The study on how such Mechatronic devices may interface with the human nervous system is conducted based on recording of the control signals released from the brain to control muscles and body organs. These signals are called electromyography (EMG) signals. The EMG signals for controlling hand prosthesis require several processing steps. Figure 2 shows the block scheme of analysis of EMG signals for control of hand prosthesis [1, 2].
An EMG signal includes recording of the electric activity of a muscle, which is usually performed using a needle electrode. In addition, surface electrodes are used when recording of the overall activity of a muscle is required. Figure 3a and b show the surface and needle electrode. EMG is used to assess and record the physiological characteristics of muscles at rest and during contraction. The EMG records an image called electromyogram using an electromyograph. An electromyograph specifies the electric potentials generated by muscle cells at rest and during contraction. Figure 4 shows an EMG signal [3].
The electrical source for the EMG signal is the muscle membrane potential with a voltage of about 70 mV. The measured potentials obtained from the applied method has a range of about less than 50 μV to 20–30 mV. The iteration rate is a type of 7–20 Hz muscle stimulation unit whose accurate value depends on muscle size. Figure 5 shows the EMG signal in a muscle when it is contracted. A range of 450–780 mV can be expected when stimulation units are exposed to injuries [4].
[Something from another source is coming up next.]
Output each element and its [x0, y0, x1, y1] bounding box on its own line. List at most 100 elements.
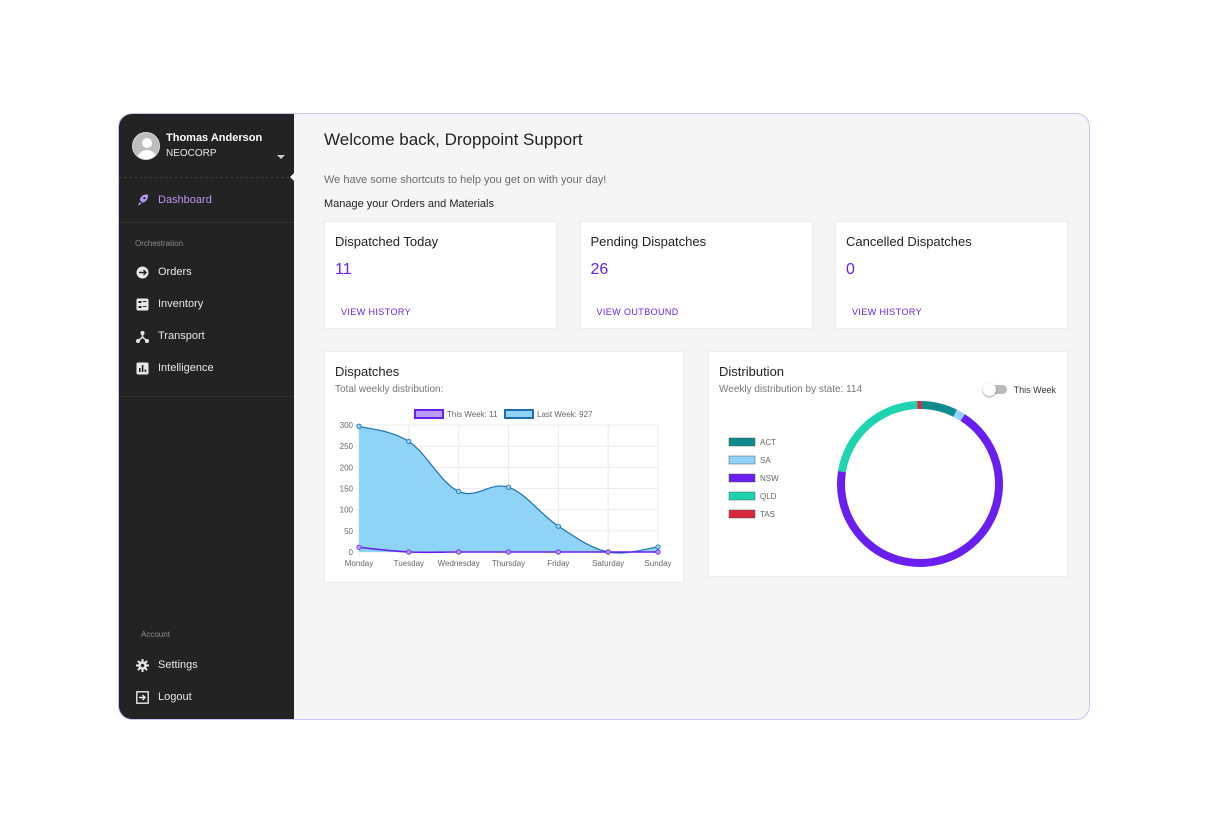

In previous studies, to receive EMG signals some implantable myoelectric sensors were required to be implanted under the skin. Unfortunately, these invasive procedures are associated with infection and pain. In addition, the data transaction between prosthetics hand and EMG signals remain obscure. In this study, we utilized Otto Bock6 13E200 sensors to receive EMG signals. These sensors are more tolerable to external noises and can be used without a surgical procedure and damage to muscle tissues. In addition, it is possible to monitor the data transaction via a USB port or an external computer connected to the IMES system.
2 Methods
2.1 The EMG signal recording
A needle electrode is inserted through the skin into the muscle tissue for recording an intramuscular EMG signal. A neurologist/chiropractor observes the electric activity accurately while the electrode is inserted into the body. This activity during insertion of an electrode contains valuable data on muscle’s condition and its attached nerves. If a needle electrode is connected to the muscles while resting they will generate certain normal electric waves under normal conditions. An abnormal activity will indicate nerve and/or muscle injury. In this condition, a patient is requested to contract the muscle slowly for examining the shape, size, and frequency of the potentials obtained from the stimulation unit. The electrode is then inserted a few more millimeters into the muscle and the activity is reevaluated. This continues until collecting the responses of at least 10 to 20 units.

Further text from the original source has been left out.